Born: February 2, 1931

Died: May 23, 2018

Glynn Edwards, who has died aged 87, became an instantly recognizable face and voice after years of stalwart supporting roles, in the hugely successful Thames comedy-drama Minder (1979-94). Possessing gravelly tones and a broad chest, his greeting of “Allo Arfur”, as Dave, the barman at the Winchester Club, regularly provided some solace for Arthur Daley after yet another get-rich-quick scheme had failed.

The prolific Edwards constantly popped up on screen, as overbearing fathers and husbands, gruff military men and exasperated plain clothes detectives. But he had a part in stage history as one of Joan Littlewood’s trusted actors, whom she termed ‘nuts’ or ‘clowns’, in her Theatre Workshop in London’s East End, re-imagining old warhorses and giving outlets to new voices including composer Lionel Bart and nefarious playwright Brendan Behan.

Belying his frequent casting as a Cockney, he was born in Penang in Malaya, now Malaysia, where his father was a rubber planter. Spending his childhood between Southsea and Salisbury, he became interested in acting while working at a country club in Trinidad, entering London's Central School of Speech and Drama.

After repertory experience, he formed a production company in 1955, touring in a mildly sensationalist play, Call Of The Flesh. Its leading lady was future sitcom star Yootha Joyce, whom he married in 1956, the first of his three wives. Edwards’ first work for Littlewood was at the Duke of York’s in 1956, in The Good Soldier Schweik. Later that year, at Theatre Workshop’s base at the Theatre Royal, Stratford East, he played Young Mortimer in Edward II, then an inmate called Hard Case in Behan’s The Quare Fellow, which transferred to the Comedy.

In 1957, revivals of The Playboy Of The Western World, as Old Mahon, and The Duchess Of Malfi, as the servant Antonio, followed before the company took Macbeth, in 20th century dress with Edwards in the title role, to Zurich and Moscow. 1958 brought Behan’s The Hostage, with Edwards as an IRA chief revealed to be Harrow-educated and an early example of a Plastic Paddy. The following year, this re-opened at Wyndham’s, and in 1960 transferred to Broadway, with the cast accompanied by the playwright himself.

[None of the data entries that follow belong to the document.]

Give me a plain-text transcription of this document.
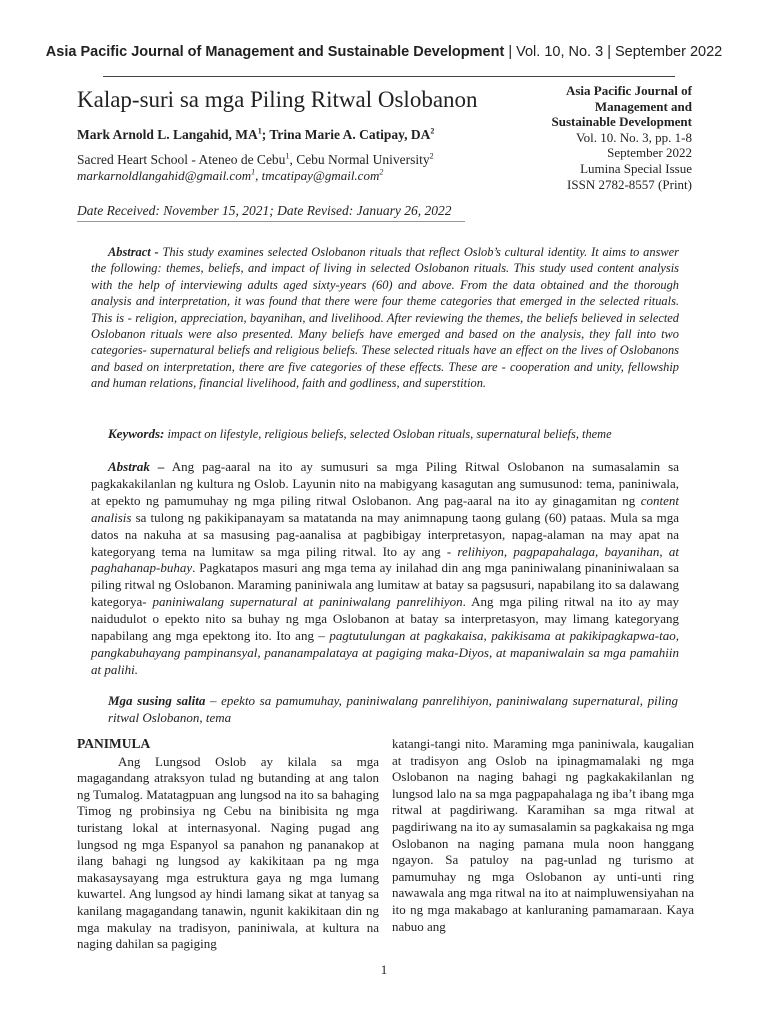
Asia Pacific Journal of Management and Sustainable Development | Vol. 10, No. 3 | September 2022
Kalap-suri sa mga Piling Ritwal Oslobanon
Mark Arnold L. Langahid, $MA^1$; Trina Marie A. Catipay, $DA^2$
Sacred Heart School - Ateneo de Cebu$^1$, Cebu Normal University$^2$
markarnoldlangahid@gmail.com$^1$, tmcatipay@gmail.com$^2$
Date Received: November 15, 2021; Date Revised: January 26, 2022
Asia Pacific Journal of
Management and
Sustainable Development
Vol. 10. No. 3, pp. 1-8
September 2022
Lumina Special Issue
ISSN 2782-8557 (Print)
Abstract - This study examines selected Oslobanon rituals that reflect Oslob’s cultural identity. It aims to answer the following: themes, beliefs, and impact of living in selected Oslobanon rituals. This study used content analysis with the help of interviewing adults aged sixty-years (60) and above. From the data obtained and the thorough analysis and interpretation, it was found that there were four theme categories that emerged in the selected rituals. This is - religion, appreciation, bayanihan, and livelihood. After reviewing the themes, the beliefs believed in selected Oslobanon rituals were also presented. Many beliefs have emerged and based on the analysis, they fall into two categories- supernatural beliefs and religious beliefs. These selected rituals have an effect on the lives of Oslobanons and based on interpretation, there are five categories of these effects. These are - cooperation and unity, fellowship and human relations, financial livelihood, faith and godliness, and superstition.
Keywords: impact on lifestyle, religious beliefs, selected Osloban rituals, supernatural beliefs, theme
Abstrak – Ang pag-aaral na ito ay sumusuri sa mga Piling Ritwal Oslobanon na sumasalamin sa pagkakakilanlan ng kultura ng Oslob. Layunin nito na mabigyang kasagutan ang sumusunod: tema, paniniwala, at epekto ng pamumuhay ng mga piling ritwal Oslobanon. Ang pag-aaral na ito ay ginagamitan ng content analisis sa tulong ng pakikipanayam sa matatanda na may animnapung taong gulang (60) pataas. Mula sa mga datos na nakuha at sa masusing pag-aanalisa at pagbibigay interpretasyon, napag-alaman na may apat na kategoryang tema na lumitaw sa mga piling ritwal. Ito ay ang - relihiyon, pagpapahalaga, bayanihan, at paghahanap-buhay. Pagkatapos masuri ang mga tema ay inilahad din ang mga paniniwalang pinaniniwalaan sa piling ritwal ng Oslobanon. Maraming paniniwala ang lumitaw at batay sa pagsusuri, napabilang ito sa dalawang kategorya- paniniwalang supernatural at paniniwalang panrelihiyon. Ang mga piling ritwal na ito ay may naidudulot o epekto nito sa buhay ng mga Oslobanon at batay sa interpretasyon, may limang kategoryang napabilang ang mga epektong ito. Ito ang – pagtutulungan at pagkakaisa, pakikisama at pakikipagkapwa-tao, pangkabuhayang pampinansyal, pananampalataya at pagiging maka-Diyos, at mapaniwalain sa mga pamahiin at palihi.
Mga susing salita – epekto sa pamumuhay, paniniwalang panrelihiyon, paniniwalang supernatural, piling ritwal Oslobanon, tema
PANIMULA
Ang Lungsod Oslob ay kilala sa mga magagandang atraksyon tulad ng butanding at ang talon ng Tumalog. Matatagpuan ang lungsod na ito sa bahaging Timog ng probinsiya ng Cebu na binibisita ng mga turistang lokal at internasyonal. Naging pugad ang lungsod ng mga Espanyol sa panahon ng pananakop at ilang bahagi ng lungsod ay kakikitaan pa ng mga makasaysayang mga estruktura gaya ng mga lumang kuwartel. Ang lungsod ay hindi lamang sikat at tanyag sa kanilang magagandang tanawin, ngunit kakikitaan din ng mga makulay na tradisyon, paniniwala, at kultura na naging dahilan sa pagiging
katangi-tangi nito. Maraming mga paniniwala, kaugalian at tradisyon ang Oslob na ipinagmamalaki ng mga Oslobanon na naging bahagi ng pagkakakilanlan ng lungsod lalo na sa mga pagpapahalaga ng iba’t ibang mga ritwal at pagdiriwang. Karamihan sa mga ritwal at pagdiriwang na ito ay sumasalamin sa pagkakaisa ng mga Oslobanon na naging pamana mula noon hanggang ngayon. Sa patuloy na pag-unlad ng turismo at pamumuhay ng mga Oslobanon ay unti-unti ring nawawala ang mga ritwal na ito at naimpluwensiyahan na ito ng mga makabago at kanluraning pamamaraan. Kaya nabuo ang
1
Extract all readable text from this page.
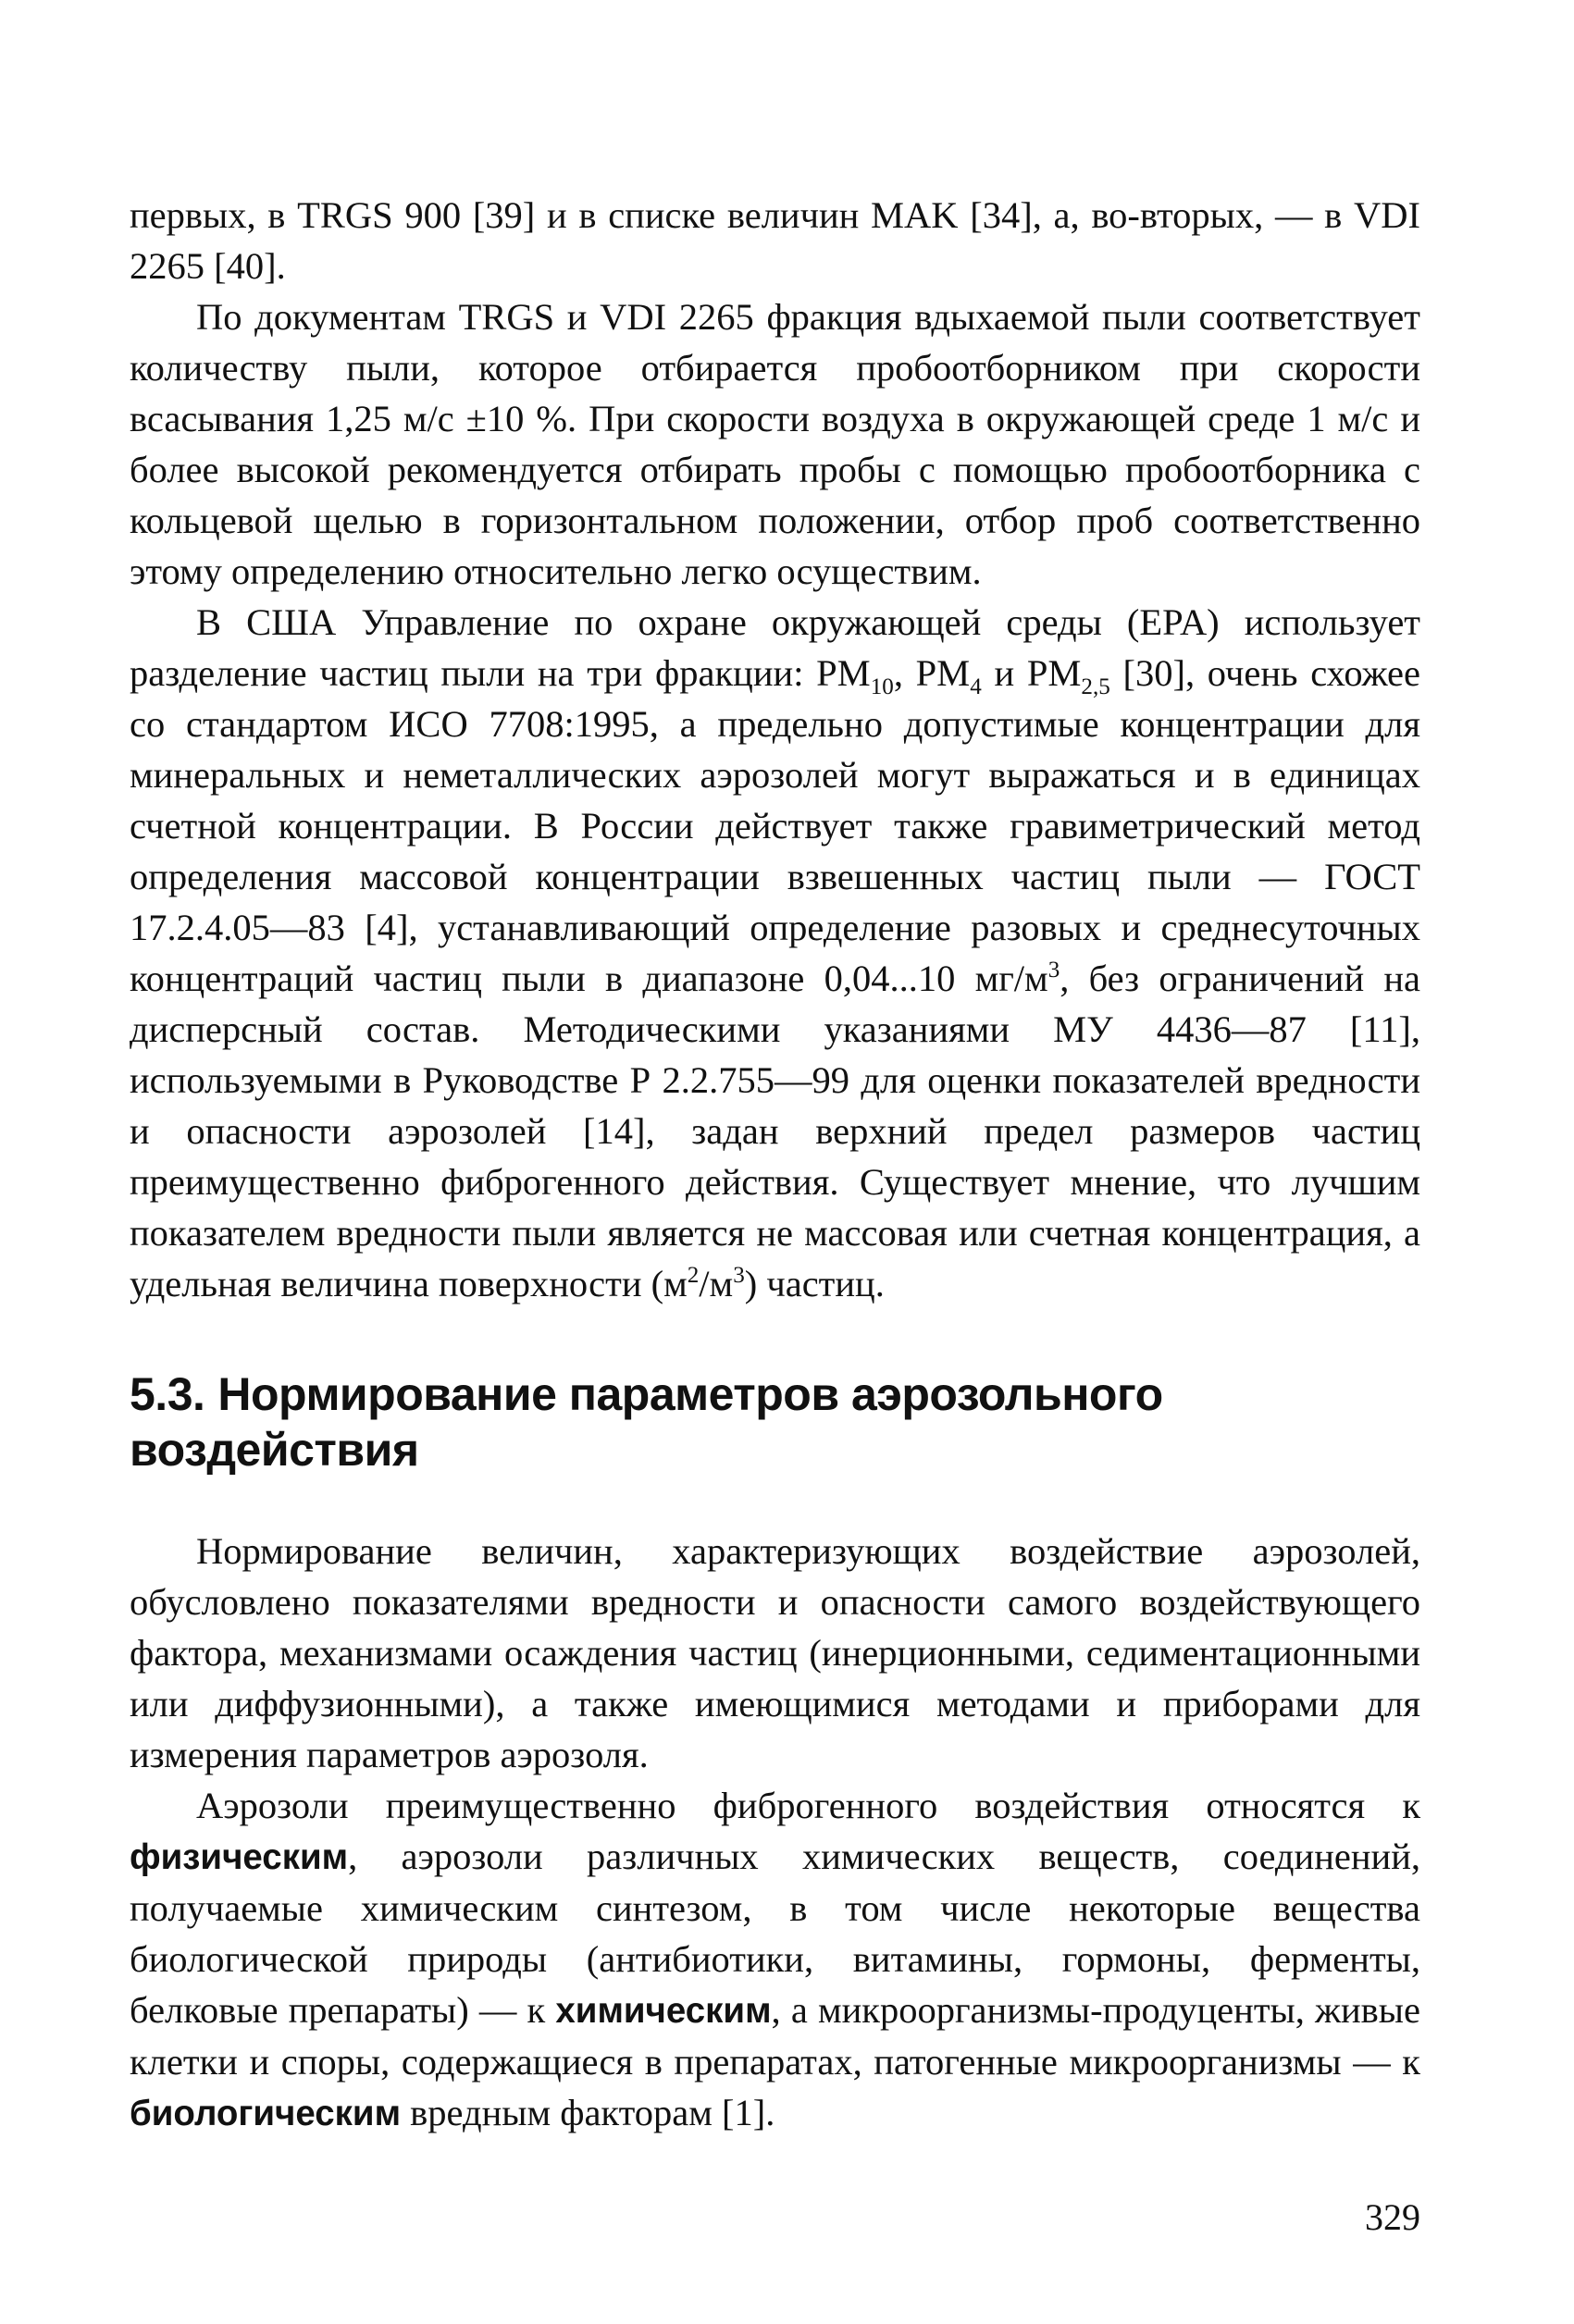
первых, в TRGS 900 [39] и в списке величин MAK [34], а, во-вторых, — в VDI 2265 [40].

По документам TRGS и VDI 2265 фракция вдыхаемой пыли соответствует количеству пыли, которое отбирается пробоотборником при скорости всасывания 1,25 м/с ±10 %. При скорости воздуха в окружающей среде 1 м/с и более высокой рекомендуется отбирать пробы с помощью пробоотборника с кольцевой щелью в горизонтальном положении, отбор проб соответственно этому определению относительно легко осуществим.

В США Управление по охране окружающей среды (EPA) использует разделение частиц пыли на три фракции: $PM_{10}$, $PM_4$ и $PM_{2,5}$ [30], очень схожее со стандартом ИСО 7708:1995, а предельно допустимые концентрации для минеральных и неметаллических аэрозолей могут выражаться и в единицах счетной концентрации. В России действует также гравиметрический метод определения массовой концентрации взвешенных частиц пыли — ГОСТ 17.2.4.05—83 [4], устанавливающий определение разовых и среднесуточных концентраций частиц пыли в диапазоне 0,04...10 $мг/м^3$, без ограничений на дисперсный состав. Методическими указаниями МУ 4436—87 [11], используемыми в Руководстве Р 2.2.755—99 для оценки показателей вредности и опасности аэрозолей [14], задан верхний предел размеров частиц преимущественно фиброгенного действия. Существует мнение, что лучшим показателем вредности пыли является не массовая или счетная концентрация, а удельная величина поверхности $(м^2/м^3)$ частиц.

5.3. Нормирование параметров аэрозольного воздействия

Нормирование величин, характеризующих воздействие аэрозолей, обусловлено показателями вредности и опасности самого воздействующего фактора, механизмами осаждения частиц (инерционными, седиментационными или диффузионными), а также имеющимися методами и приборами для измерения параметров аэрозоля.

Аэрозоли преимущественно фиброгенного воздействия относятся к физическим, аэрозоли различных химических веществ, соединений, получаемые химическим синтезом, в том числе некоторые вещества биологической природы (антибиотики, витамины, гормоны, ферменты, белковые препараты) — к химическим, а микроорганизмы-продуценты, живые клетки и споры, содержащиеся в препаратах, патогенные микроорганизмы — к биологическим вредным факторам [1].

329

Bart wrote the music and lyrics for Fings Ain’t Wot They Used T’Be. Edwards played a dodgy gambling club owner, with Barbara Windsor among the good-time-girls. Originally opening in 1959, it transferred the following year to the Garrick. Like most of Littlewood’s regulars, Edwards appeared in her only film, Sparrows Can’t Sing (1962).

Edwards appeared with Michael Caine in Zulu (1964), The Ipcress File (1965), and among the corrupt Newcastle locals in Get Carter (1971); he would later return to Tyneside, in the very different circumstances of a children’s television series, The Paper Lads (1977-79). He was the latter half of Burke and Hare (1971), an unwise mix of period horror and smutty comedy.

Madame Bovary (1964), with Edwards as Nyree Dawn Porter’s boorish husband, was the first classic serial on BBC2, recorded at BBC Scotland’s Studio A in Glasgow. The actor did two of Ken Loach’s earliest works, Diary Of A Young Man (1964) and 3 Clear Sundays (1965). He was a pig-obsessed farmer in The Fall And Rise Of Reginald Perrin (1977-78), and put up with Frank Spencer in Some Mothers Do ‘Ave ‘Em (1978).

After Minder’s last run in 1994, Edwards retired from acting, dividing his time between homes in Spain and Scotland. The latter was where he died, surrounded by his family, including his third wife Valerie.